Build Divers Re:RISE Draws to A Satisfying Close

The most recent Gundam series, Gundam Build Diver Re:RISE, reached its conclusion yesterday. With the show wrapped up, I wanted to take a moment to look back on this entry in the Gundam franchise.

Let’s get the obvious out of the way: Re:RISE was fighting an uphill battle. A sequel to the controversial Build Divers series, Re:RISE was saddled with an MMO-style setting that had already proven divisive. However, this series differentiated itself from its predecessor early on by offering something Build Divers lacked: a compelling central cast.

Don’t get me wrong; I don’t have a problem with the protagonists of Build Divers, really, they just aren’t very memorable. Riku, Yukio, and the rest are an unimaginative collection of shonen tropes who get the job done, but don’t bring much personality to the table. Re:RISE is maybe not the most imaginative cast either, in fairness–we’ve got brooding protagonist Hiroto, bumbling-yet-cocky Kazami, emotionless girl May, and shy rookie Parvis–but they’re a lot more interesting than the two-dimensional Divers crew, and they all get solid character development as the series progresses.

Re:RISE also tells a more interesting, mature story. While Divers was fairly low-stakes, the sequel ups the ante significantly. Hiroto has already dealt with a significant loss prior to the show’s start, and its repercussions are felt throughout the series; on top of that, there’s a devastating mid-season twist that completely changes the show’s tone.

The whole season really hinges on this turn, which I thought was brilliant and subverted my expectations in a very smart way; I don’t want to give it away for those who haven’t seen it, but the show certainly went off the rails in the best way. In some ways, the latter half of Re:RISE reminded me more of something like Digimon Adventure than a standard Gundam, giving it a very unique place in the overall metaseries.

Where Re:RISE really shines, though, is its mechanical design. Hiroto has perhaps the most interesting suit in Gundam history: the Core Gundam, which can switch between multiple different loadouts and support units thanks to its “PLANETS System.” It’s a fantastic gimmick that allows Hiroto to continually tinker with his mech, subverting the usual Gundam trend of the ‘mid-season upgrade’ by sprinkling various different Core Gundam forms throughout the show’s entire run. My personal favorite is the sniping specialist Uraven Gundam, introduced early in the second half of the series.

Adding to the appeal of the Core Gundam: the model kits for it are excellent. The small base unit (the Core Gundam itself, without any of the PLANETS parts equipped) comes together surprisingly well, and it’s easy to equip the various different armors.
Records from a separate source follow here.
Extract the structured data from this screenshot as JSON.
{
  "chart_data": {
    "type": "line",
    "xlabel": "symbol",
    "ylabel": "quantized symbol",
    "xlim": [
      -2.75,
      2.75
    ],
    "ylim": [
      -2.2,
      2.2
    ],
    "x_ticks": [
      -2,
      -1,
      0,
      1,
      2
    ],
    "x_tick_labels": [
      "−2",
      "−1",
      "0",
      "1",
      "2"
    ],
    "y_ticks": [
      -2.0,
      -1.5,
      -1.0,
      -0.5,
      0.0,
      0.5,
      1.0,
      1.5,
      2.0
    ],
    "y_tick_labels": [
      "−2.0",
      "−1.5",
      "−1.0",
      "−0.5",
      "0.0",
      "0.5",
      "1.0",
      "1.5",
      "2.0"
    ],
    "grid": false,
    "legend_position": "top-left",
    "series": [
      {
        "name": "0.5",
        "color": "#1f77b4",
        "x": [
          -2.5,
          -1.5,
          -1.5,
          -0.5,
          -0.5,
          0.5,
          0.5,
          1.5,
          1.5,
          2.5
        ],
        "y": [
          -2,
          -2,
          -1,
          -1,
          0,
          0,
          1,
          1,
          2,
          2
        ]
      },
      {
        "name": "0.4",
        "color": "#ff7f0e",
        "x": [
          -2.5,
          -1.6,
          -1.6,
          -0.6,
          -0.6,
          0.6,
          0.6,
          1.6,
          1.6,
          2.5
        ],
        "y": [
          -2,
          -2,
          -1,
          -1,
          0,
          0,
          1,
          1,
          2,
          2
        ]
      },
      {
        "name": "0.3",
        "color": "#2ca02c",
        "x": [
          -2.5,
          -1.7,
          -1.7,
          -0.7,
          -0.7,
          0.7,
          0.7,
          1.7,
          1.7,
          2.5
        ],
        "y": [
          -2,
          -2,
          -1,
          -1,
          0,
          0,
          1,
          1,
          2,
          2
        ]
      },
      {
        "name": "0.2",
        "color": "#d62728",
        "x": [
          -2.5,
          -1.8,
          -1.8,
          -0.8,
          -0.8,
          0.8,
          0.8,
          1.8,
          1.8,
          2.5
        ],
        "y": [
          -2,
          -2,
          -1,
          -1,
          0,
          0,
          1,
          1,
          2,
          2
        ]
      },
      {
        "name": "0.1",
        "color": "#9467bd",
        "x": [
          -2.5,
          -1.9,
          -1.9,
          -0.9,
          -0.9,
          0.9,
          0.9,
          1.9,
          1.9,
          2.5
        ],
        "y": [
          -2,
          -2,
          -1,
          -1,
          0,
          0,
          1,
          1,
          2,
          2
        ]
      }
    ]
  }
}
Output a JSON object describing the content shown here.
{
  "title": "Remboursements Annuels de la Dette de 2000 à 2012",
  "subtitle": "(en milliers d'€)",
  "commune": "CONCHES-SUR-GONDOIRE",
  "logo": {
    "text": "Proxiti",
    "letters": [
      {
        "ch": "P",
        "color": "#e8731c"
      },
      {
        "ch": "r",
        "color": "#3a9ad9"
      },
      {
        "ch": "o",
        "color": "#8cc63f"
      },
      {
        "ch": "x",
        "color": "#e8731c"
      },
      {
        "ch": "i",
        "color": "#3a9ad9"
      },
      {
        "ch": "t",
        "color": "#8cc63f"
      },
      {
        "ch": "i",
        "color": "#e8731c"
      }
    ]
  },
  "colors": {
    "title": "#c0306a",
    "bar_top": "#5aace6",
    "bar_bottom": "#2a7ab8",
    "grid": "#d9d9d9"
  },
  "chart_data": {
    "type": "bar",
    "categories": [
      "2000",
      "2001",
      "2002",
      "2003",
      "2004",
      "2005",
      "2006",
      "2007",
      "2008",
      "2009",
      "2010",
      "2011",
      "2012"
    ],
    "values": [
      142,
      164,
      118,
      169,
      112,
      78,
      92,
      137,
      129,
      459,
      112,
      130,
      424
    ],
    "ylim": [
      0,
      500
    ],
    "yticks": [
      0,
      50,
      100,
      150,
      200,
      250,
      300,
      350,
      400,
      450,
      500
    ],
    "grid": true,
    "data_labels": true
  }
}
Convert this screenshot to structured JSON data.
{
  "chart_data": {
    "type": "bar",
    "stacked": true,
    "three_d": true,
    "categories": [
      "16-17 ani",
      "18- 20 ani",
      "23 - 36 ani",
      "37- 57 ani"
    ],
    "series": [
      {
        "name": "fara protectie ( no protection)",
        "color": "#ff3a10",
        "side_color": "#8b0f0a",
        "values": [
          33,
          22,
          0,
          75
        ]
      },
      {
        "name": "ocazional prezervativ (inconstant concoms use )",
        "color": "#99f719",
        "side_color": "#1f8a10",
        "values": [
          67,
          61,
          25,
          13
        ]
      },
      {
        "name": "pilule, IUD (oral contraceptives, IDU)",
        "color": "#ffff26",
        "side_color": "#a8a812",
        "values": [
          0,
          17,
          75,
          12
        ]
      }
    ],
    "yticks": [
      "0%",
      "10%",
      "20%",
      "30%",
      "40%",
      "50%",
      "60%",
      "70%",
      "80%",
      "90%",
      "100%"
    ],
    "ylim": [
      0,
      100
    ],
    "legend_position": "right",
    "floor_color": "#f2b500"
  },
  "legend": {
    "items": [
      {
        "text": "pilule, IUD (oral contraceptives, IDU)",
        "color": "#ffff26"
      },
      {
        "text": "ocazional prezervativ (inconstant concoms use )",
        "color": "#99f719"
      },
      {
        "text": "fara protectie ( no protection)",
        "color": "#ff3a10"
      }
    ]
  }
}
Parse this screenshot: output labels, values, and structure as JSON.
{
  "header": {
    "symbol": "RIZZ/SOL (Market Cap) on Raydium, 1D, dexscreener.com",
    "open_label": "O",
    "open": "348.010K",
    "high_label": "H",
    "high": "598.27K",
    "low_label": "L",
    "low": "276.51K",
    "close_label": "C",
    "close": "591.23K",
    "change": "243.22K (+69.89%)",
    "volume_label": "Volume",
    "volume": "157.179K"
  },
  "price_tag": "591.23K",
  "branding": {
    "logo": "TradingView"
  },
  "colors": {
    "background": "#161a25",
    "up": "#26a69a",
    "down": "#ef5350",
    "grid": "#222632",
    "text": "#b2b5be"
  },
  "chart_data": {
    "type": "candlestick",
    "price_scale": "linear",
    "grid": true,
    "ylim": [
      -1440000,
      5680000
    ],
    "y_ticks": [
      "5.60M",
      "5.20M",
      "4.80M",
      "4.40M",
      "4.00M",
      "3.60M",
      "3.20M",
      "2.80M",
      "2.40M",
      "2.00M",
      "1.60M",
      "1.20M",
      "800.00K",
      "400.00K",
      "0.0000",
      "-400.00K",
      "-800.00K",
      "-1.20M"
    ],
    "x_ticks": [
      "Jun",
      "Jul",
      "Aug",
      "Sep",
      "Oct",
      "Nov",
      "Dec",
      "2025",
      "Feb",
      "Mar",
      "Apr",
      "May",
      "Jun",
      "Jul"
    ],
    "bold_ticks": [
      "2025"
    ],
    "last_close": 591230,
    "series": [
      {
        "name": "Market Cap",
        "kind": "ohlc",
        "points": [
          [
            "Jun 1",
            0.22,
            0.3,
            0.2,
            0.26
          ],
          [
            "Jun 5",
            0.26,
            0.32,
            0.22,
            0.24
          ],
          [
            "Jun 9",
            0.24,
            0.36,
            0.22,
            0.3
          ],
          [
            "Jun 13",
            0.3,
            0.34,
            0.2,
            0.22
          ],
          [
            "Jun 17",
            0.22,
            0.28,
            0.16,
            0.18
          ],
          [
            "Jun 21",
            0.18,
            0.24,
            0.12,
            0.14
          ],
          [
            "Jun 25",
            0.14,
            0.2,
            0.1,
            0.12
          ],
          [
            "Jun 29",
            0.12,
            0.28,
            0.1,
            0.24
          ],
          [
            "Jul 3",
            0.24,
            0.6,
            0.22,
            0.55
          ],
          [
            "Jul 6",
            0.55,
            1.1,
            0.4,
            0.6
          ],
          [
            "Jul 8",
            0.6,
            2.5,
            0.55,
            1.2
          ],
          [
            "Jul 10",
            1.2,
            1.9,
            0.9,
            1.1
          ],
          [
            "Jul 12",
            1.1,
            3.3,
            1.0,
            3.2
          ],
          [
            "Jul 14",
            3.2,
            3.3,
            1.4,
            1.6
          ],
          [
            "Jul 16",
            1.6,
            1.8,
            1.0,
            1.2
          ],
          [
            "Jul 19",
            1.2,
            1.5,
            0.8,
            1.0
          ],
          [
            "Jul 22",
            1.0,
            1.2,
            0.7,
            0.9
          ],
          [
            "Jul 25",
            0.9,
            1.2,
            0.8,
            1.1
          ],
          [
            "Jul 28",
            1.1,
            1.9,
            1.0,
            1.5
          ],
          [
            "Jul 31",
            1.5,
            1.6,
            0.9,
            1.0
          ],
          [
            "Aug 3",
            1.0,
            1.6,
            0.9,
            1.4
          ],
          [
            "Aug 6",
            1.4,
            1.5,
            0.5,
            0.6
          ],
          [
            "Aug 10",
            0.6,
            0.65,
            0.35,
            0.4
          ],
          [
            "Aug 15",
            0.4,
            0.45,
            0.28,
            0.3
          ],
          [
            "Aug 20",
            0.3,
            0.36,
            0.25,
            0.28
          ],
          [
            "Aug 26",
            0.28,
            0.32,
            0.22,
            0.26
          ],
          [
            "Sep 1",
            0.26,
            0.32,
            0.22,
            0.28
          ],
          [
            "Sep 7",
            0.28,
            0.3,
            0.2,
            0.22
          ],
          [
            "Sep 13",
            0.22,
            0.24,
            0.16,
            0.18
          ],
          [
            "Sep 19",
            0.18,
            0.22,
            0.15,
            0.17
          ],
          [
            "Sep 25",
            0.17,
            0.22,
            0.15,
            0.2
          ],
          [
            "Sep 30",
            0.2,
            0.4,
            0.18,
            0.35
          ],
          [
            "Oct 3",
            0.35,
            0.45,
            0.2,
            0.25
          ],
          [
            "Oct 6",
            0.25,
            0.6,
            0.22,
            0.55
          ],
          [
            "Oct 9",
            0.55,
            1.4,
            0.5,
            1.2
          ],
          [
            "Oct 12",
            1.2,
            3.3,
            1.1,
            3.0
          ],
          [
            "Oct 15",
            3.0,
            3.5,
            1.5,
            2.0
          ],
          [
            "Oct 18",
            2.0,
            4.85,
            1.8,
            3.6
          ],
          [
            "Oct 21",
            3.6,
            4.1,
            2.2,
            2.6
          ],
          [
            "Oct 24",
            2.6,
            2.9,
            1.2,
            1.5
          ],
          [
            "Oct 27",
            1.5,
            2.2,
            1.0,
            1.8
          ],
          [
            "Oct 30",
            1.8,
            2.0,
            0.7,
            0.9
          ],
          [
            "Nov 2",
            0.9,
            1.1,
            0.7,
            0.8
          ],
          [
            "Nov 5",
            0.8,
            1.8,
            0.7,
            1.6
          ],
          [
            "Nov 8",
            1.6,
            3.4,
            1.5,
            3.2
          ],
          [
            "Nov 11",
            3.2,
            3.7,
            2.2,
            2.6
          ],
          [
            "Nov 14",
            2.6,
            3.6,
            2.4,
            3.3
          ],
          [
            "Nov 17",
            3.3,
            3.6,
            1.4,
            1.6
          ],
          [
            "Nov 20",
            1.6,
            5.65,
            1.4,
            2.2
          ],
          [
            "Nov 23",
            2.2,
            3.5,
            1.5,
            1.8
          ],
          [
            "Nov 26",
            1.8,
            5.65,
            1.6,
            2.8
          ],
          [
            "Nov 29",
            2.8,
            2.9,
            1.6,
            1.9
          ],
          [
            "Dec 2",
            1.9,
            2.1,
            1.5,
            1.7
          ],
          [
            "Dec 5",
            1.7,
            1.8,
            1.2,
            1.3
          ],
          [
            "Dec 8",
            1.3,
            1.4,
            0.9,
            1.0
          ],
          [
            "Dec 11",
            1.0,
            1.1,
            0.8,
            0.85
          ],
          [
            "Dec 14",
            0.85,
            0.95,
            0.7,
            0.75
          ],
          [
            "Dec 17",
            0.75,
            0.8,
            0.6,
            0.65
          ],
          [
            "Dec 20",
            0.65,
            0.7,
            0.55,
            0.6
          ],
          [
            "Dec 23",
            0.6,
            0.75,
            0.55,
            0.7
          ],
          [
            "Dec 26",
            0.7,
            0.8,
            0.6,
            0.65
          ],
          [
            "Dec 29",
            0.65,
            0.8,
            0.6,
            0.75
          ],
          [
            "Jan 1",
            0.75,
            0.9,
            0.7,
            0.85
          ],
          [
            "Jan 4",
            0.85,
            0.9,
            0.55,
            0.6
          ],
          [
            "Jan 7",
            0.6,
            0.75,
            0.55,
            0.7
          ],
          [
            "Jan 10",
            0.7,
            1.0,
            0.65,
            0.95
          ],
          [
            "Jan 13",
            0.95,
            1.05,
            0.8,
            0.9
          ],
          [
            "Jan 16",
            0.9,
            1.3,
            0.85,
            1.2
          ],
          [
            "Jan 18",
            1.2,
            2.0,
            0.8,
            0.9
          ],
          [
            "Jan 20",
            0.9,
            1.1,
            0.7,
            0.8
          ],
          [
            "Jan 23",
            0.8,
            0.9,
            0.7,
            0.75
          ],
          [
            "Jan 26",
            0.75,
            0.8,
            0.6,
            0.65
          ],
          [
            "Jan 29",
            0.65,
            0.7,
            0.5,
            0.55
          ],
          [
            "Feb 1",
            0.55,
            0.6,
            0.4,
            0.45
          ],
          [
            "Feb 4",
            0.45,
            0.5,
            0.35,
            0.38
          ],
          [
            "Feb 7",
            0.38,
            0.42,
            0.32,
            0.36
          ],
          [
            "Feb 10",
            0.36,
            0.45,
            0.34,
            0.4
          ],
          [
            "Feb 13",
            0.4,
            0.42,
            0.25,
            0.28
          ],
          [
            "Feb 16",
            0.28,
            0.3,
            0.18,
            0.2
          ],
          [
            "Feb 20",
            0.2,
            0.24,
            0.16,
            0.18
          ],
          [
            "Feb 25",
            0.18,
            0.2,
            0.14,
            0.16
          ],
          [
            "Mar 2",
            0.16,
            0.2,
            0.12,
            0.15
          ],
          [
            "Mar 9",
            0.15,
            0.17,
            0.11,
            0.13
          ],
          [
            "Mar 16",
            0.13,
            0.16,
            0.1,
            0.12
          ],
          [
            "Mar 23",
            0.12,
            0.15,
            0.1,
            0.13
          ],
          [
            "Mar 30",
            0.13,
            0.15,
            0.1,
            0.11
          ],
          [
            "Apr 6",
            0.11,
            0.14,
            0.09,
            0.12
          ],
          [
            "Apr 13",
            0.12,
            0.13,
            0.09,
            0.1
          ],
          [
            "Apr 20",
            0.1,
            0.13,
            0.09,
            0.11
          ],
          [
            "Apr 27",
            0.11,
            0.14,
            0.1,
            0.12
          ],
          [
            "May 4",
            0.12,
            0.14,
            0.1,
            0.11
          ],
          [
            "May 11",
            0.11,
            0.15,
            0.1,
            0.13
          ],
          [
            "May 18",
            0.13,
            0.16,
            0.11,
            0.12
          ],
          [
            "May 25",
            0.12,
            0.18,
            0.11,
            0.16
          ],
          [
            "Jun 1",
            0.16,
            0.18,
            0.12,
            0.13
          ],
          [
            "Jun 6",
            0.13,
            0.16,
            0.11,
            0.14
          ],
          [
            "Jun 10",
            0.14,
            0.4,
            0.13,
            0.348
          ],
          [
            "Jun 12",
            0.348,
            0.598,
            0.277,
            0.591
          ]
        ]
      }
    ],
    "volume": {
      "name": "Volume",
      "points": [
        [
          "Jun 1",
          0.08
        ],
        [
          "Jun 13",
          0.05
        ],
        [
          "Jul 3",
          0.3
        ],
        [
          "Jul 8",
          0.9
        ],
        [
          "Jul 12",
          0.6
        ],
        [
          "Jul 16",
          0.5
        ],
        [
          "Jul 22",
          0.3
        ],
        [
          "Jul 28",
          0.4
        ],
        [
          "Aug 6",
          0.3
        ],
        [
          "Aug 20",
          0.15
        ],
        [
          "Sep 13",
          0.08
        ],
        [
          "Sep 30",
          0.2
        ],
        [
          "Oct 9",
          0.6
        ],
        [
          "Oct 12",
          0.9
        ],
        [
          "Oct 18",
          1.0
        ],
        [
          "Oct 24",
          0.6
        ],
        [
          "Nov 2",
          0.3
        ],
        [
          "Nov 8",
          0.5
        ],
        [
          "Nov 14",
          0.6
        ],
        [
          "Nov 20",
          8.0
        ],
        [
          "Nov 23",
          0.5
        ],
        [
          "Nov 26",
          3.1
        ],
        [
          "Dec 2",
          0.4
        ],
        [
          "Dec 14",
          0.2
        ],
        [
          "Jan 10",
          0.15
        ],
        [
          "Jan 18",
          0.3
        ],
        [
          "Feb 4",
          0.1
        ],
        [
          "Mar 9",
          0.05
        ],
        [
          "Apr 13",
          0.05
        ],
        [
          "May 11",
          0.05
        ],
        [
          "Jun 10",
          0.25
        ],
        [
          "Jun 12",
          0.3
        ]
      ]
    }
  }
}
It’s one of the slickest gimmicks I’ve seen in recent gunpla, and makes for very enjoyable builds.

Action sequences are memorable and exciting as well; the show made a noticeable transition away from its predecessor’s “signature move” approach to combat. Where Divers was ridiculed for its heavy use of deus ex machina, Re:RISE consistently delivered excellent fight scenes. Not quite on the level the original Build Fighters, perhaps, but probably the closest a Build show has got since then.

That’s probably the most apt praise I can give the show–it doesn’t quite reach the high of Build Fighters for me, but it’s a major step up from Build Fighters Try and Build Divers owing to great action, a solid cast, and a fascinating plot that sets it apart from other Gundam shows. It’s refreshing to see that a franchise as old as Gundam can still be as fresh and inventive as Re:RISE proved to be; I’m honestly going to miss this oddball series, with its tiny Gundam and its planet of dog-people. On the plus side, it ended well (with a massive fight full of fanservice shoutouts), and its entire twenty-six episode run is available for free on YouTube, so I can revisit it any time. If you haven’t seen it yet, check it out!